Defence medical services need more prevention, faster return to work
5 Sep 2024|

The imminent royal commission report into Defence and veteran suicide will probably be quite scathing of the Department of Veterans’ Affairs and the Australian Defence Force. But the report, due to be handed down on 9 September, will probably overlook two root causes of military mental illness: the great volume of preventable work-related sickness and injury among ADF members, and the ADF’s reliance on contract civilian health staff.

Civilians who are treating sick and injured ADF members are poorly placed to promote recovery and mental health with one of the most important treatments: getting people back to work as soon as possible.

These causes reflect a longstanding, widespread yet never-tested premise that ADF members need only short-term clinical treatment and that the only reason the ADF needs uniformed health personnel is because civilians cannot deploy. This premise formed the basis of a 1996 Australian National Audit Office (ANAO) audit that found that the ADF’s per-person health costs were three times as high as for civilians treated through Medicare. The audit blamed gold-plated health services, with the result that the 1997 Defence Efficiency Review contracted out those on ADF bases.

However, the ANAO’s cost comparison was invalid, because the ADF and Medicare systems have different scopes of care. The main reason for the high cost of ADF (and the Department of Veterans’ Affairs) health services actually relates to the volume of preventable work-related illness and injury.

Although inconsistent, state and territory data suggests that an ADF member may be 12 times more likely to claim compensation for work-related injury as an average civilian and five times more likely than a manual labourer (who on average would suffer more injuries than anyone).

Furthermore, a 2016 study found that up to 90 percent of all Australian Army work-related injuries were not being reported, which suggests that the problem is even worse than this compensation data indicates. We can assume that navy and air force underreporting would be similar.

To use the metaphor in an 1895 poem by Joseph Malins, rather than ‘a fence ’round the edge of the cliff’ to stop people from falling, the ADF has instead put ‘an ambulance down in the valley’: we’re focused far more on treating avoidable harm than preventing it.

This error is compounded by the unfair expectations placed on the ADF’s contract civilian staff in assessing fitness for work. The fraction of navy personnel who were medically unfit for sea rose from 4.8 percent in 1996 to 13.8 percent in 2018, while those with at least one medical employment restriction rose from 9.4 percent to 40.2 percent in the same period. This increase is typically ascribed to lower recruitment medical standards.

But another explanation is that the ADF now employs civilian doctors who lack experience in dealing with work-related injuries, compared to doctors whose military experiences give them a better understanding of the demands of ADF employment.

And absence from work is itself a psychological as well as a medical problem.
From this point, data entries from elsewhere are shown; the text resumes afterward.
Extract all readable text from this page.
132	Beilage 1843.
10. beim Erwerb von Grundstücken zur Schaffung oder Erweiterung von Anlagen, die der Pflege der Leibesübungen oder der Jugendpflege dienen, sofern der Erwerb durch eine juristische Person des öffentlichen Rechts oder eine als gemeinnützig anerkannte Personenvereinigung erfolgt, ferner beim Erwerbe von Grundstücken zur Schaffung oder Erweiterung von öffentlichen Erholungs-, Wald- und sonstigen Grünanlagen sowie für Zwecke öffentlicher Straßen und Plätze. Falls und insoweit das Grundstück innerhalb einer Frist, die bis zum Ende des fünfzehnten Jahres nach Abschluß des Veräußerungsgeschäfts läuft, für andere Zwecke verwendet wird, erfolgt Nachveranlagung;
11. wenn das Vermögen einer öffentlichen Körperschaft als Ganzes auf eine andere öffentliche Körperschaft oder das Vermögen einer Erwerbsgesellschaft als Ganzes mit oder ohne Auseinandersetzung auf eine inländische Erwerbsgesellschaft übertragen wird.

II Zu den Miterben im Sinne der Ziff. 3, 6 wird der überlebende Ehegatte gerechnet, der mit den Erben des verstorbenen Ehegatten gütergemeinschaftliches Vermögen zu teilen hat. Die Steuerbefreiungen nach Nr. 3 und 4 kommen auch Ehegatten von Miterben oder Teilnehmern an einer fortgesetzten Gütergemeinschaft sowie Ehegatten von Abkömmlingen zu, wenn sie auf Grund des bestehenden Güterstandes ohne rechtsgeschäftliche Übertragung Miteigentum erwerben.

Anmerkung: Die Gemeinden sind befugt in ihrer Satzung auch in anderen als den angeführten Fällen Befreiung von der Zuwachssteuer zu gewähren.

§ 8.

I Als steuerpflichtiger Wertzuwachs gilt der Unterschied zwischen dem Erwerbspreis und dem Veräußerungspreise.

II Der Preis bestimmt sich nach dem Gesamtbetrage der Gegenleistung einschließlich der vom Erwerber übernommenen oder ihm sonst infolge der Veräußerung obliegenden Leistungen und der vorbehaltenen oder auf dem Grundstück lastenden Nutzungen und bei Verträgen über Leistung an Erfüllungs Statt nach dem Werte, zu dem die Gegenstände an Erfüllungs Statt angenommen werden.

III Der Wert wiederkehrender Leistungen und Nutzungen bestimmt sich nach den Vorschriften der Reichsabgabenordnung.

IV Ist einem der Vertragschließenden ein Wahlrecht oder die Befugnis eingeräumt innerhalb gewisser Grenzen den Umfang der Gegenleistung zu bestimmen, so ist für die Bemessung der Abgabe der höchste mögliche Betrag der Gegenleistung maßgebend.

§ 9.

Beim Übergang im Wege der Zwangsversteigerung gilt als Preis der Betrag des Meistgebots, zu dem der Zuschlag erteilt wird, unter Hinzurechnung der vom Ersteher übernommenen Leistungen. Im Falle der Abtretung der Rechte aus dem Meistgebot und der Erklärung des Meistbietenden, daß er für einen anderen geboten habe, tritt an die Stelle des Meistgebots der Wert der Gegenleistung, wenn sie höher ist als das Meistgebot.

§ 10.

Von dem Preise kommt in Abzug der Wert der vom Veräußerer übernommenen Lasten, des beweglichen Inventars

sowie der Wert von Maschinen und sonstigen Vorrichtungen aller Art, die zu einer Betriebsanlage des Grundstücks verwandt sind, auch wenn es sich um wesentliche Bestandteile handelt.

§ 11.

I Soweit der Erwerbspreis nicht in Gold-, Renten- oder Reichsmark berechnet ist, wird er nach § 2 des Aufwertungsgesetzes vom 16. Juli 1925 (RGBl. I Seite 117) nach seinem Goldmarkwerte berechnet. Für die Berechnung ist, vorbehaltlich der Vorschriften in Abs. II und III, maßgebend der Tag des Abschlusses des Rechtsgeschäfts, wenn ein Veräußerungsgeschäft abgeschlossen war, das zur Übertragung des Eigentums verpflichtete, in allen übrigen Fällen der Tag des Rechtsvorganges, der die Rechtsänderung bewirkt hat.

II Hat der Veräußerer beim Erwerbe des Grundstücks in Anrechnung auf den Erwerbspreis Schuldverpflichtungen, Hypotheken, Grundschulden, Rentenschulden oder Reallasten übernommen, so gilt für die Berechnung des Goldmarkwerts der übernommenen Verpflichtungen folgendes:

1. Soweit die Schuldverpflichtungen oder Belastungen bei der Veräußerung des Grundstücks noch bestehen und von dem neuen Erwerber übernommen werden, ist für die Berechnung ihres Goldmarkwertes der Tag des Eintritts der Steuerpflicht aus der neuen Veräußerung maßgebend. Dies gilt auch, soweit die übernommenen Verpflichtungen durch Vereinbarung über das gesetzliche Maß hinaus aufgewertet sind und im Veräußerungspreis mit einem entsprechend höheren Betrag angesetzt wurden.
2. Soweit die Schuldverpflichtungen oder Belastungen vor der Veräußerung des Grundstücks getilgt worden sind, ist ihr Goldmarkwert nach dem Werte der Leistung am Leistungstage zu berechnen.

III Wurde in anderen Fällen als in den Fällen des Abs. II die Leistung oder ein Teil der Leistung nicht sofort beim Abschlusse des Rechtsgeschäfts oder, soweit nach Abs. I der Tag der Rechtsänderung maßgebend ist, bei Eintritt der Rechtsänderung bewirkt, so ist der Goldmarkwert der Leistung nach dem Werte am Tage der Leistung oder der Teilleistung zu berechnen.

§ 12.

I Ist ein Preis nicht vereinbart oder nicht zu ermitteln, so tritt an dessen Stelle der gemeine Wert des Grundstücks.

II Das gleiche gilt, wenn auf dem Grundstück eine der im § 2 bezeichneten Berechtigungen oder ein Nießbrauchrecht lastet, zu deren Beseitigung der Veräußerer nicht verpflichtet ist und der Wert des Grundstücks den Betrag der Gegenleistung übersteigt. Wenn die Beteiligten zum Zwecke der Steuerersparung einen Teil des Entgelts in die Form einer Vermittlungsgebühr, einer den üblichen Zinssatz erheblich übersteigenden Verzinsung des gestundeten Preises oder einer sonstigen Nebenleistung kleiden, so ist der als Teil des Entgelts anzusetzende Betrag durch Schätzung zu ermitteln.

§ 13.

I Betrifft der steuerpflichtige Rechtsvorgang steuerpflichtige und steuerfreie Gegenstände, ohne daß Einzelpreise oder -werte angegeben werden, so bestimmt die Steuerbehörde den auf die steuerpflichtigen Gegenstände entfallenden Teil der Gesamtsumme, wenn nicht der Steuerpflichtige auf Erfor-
As the Royal Australasian College of Physicians has explained, it leads to avoidable mental health issues, because:

—Absence from work leads to poorer health;

—Resting while waiting for recovery actually delays recovery;

—The longer people are off work, the less likely they will ever return to work;

—Most common health conditions are not cured with clinical treatment alone; and

—Useful work is itself a therapeutic intervention and therefore part of the treatment.

There are at least three possible reasons why we’re not getting injured and sick people back to work as fast as we should. One is that contract health staff lack the ADF workplace experience that uniformed health medical people can use in judging what work a patient can and can’t do.
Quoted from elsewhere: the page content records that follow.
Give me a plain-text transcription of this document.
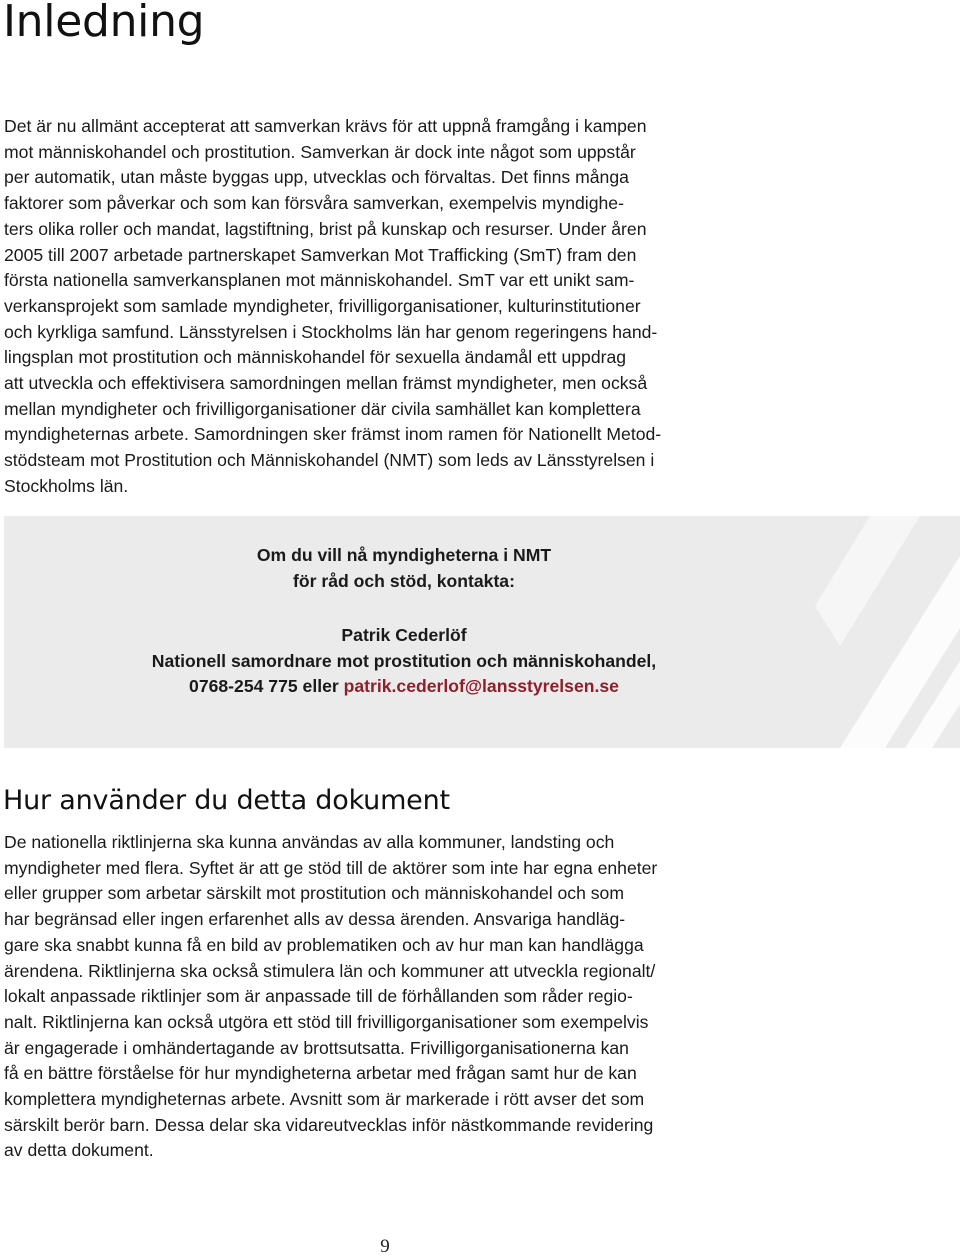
Inledning
Det är nu allmänt accepterat att samverkan krävs för att uppnå framgång i kampen
mot människohandel och prostitution. Samverkan är dock inte något som uppstår
per automatik, utan måste byggas upp, utvecklas och förvaltas. Det finns många
faktorer som påverkar och som kan försvåra samverkan, exempelvis myndighe-
ters olika roller och mandat, lagstiftning, brist på kunskap och resurser. Under åren
2005 till 2007 arbetade partnerskapet Samverkan Mot Trafficking (SmT) fram den
första nationella samverkansplanen mot människohandel. SmT var ett unikt sam-
verkansprojekt som samlade myndigheter, frivilligorganisationer, kulturinstitutioner
och kyrkliga samfund. Länsstyrelsen i Stockholms län har genom regeringens hand-
lingsplan mot prostitution och människohandel för sexuella ändamål ett uppdrag
att utveckla och effektivisera samordningen mellan främst myndigheter, men också
mellan myndigheter och frivilligorganisationer där civila samhället kan komplettera
myndigheternas arbete. Samordningen sker främst inom ramen för Nationellt Metod-
stödsteam mot Prostitution och Människohandel (NMT) som leds av Länsstyrelsen i
Stockholms län.
Om du vill nå myndigheterna i NMT
för råd och stöd, kontakta:
Patrik Cederlöf
Nationell samordnare mot prostitution och människohandel,
0768-254 775 eller patrik.cederlof@lansstyrelsen.se
Hur använder du detta dokument
De nationella riktlinjerna ska kunna användas av alla kommuner, landsting och
myndigheter med flera. Syftet är att ge stöd till de aktörer som inte har egna enheter
eller grupper som arbetar särskilt mot prostitution och människohandel och som
har begränsad eller ingen erfarenhet alls av dessa ärenden. Ansvariga handläg-
gare ska snabbt kunna få en bild av problematiken och av hur man kan handlägga
ärendena. Riktlinjerna ska också stimulera län och kommuner att utveckla regionalt/
lokalt anpassade riktlinjer som är anpassade till de förhållanden som råder regio-
nalt. Riktlinjerna kan också utgöra ett stöd till frivilligorganisationer som exempelvis
är engagerade i omhändertagande av brottsutsatta. Frivilligorganisationerna kan
få en bättre förståelse för hur myndigheterna arbetar med frågan samt hur de kan
komplettera myndigheternas arbete. Avsnitt som är markerade i rött avser det som
särskilt berör barn. Dessa delar ska vidareutvecklas inför nästkommande revidering
av detta dokument.
9
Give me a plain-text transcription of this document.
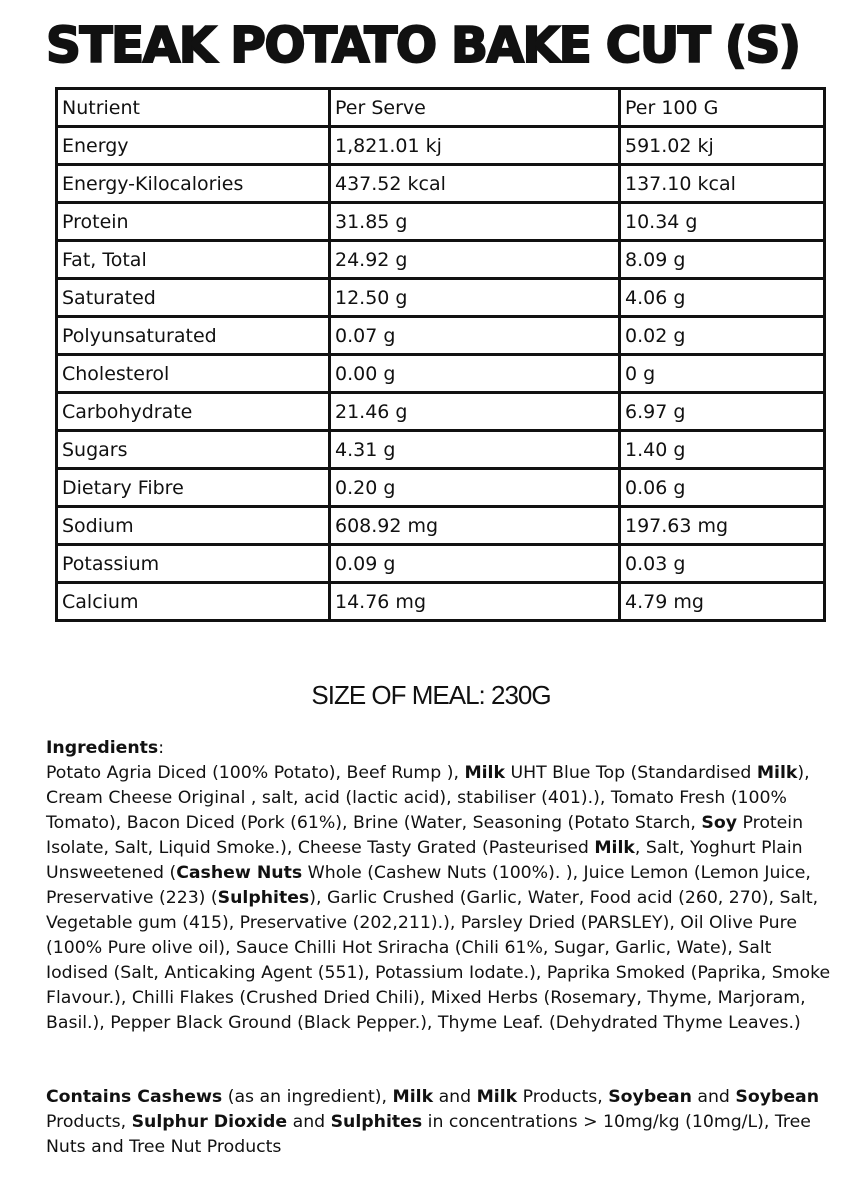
STEAK POTATO BAKE CUT (S)
Nutrient	Per Serve	Per 100 G
Energy	1,821.01 kj	591.02 kj
Energy-Kilocalories	437.52 kcal	137.10 kcal
Protein	31.85 g	10.34 g
Fat, Total	24.92 g	8.09 g
Saturated	12.50 g	4.06 g
Polyunsaturated	0.07 g	0.02 g
Cholesterol	0.00 g	0 g
Carbohydrate	21.46 g	6.97 g
Sugars	4.31 g	1.40 g
Dietary Fibre	0.20 g	0.06 g
Sodium	608.92 mg	197.63 mg
Potassium	0.09 g	0.03 g
Calcium	14.76 mg	4.79 mg
SIZE OF MEAL: 230G

Ingredients:

Potato Agria Diced (100% Potato), Beef Rump ), Milk UHT Blue Top (Standardised Milk), Cream Cheese Original , salt, acid (lactic acid), stabiliser (401).), Tomato Fresh (100% Tomato), Bacon Diced (Pork (61%), Brine (Water, Seasoning (Potato Starch, Soy Protein Isolate, Salt, Liquid Smoke.), Cheese Tasty Grated (Pasteurised Milk, Salt, Yoghurt Plain Unsweetened (Cashew Nuts Whole (Cashew Nuts (100%). ), Juice Lemon (Lemon Juice, Preservative (223) (Sulphites), Garlic Crushed (Garlic, Water, Food acid (260, 270), Salt, Vegetable gum (415), Preservative (202,211).), Parsley Dried (PARSLEY), Oil Olive Pure (100% Pure olive oil), Sauce Chilli Hot Sriracha (Chili 61%, Sugar, Garlic, Wate), Salt Iodised (Salt, Anticaking Agent (551), Potassium Iodate.), Paprika Smoked (Paprika, Smoke Flavour.), Chilli Flakes (Crushed Dried Chili), Mixed Herbs (Rosemary, Thyme, Marjoram, Basil.), Pepper Black Ground (Black Pepper.), Thyme Leaf. (Dehydrated Thyme Leaves.)

Contains Cashews (as an ingredient), Milk and Milk Products, Soybean and Soybean Products, Sulphur Dioxide and Sulphites in concentrations > 10mg/kg (10mg/L), Tree Nuts and Tree Nut Products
Also, contract health staff tend to take a stronger, possibly misapplied, approach patient advocacy, often by recommending more time off work than needed.

Finally, no doctor can get a patient back to work if veterans groups, with commendable intentions but often regrettable results, are meanwhile ensuring that patients know how to maximise the compensation benefits to which they are legally entitled. Compensation payments for ADF members appear to be about twice as high as those for civilians.

Arthur Graham Butler, a Gallipoli veteran and author of the official Australian medical history of World War I, explained that military health services have two purposes beyond immediate casualty treatment: facilitating the operations of their patients’ commanders, and helping the injured and sick eventually to return to civilian life. Both mean getting as many service personnel back to gainful work as soon as possible.

But the current ADF health services are designed only to provide treatment.

The commission ought to recommend greater emphasis on prevention of injury and illness and, for those who do need medical services, hastening their recovery by returning them to their ADF duties or civilian employment as soon as possible.

We’ll take a big step towards achieving that if we recruit more uniformed medical staff.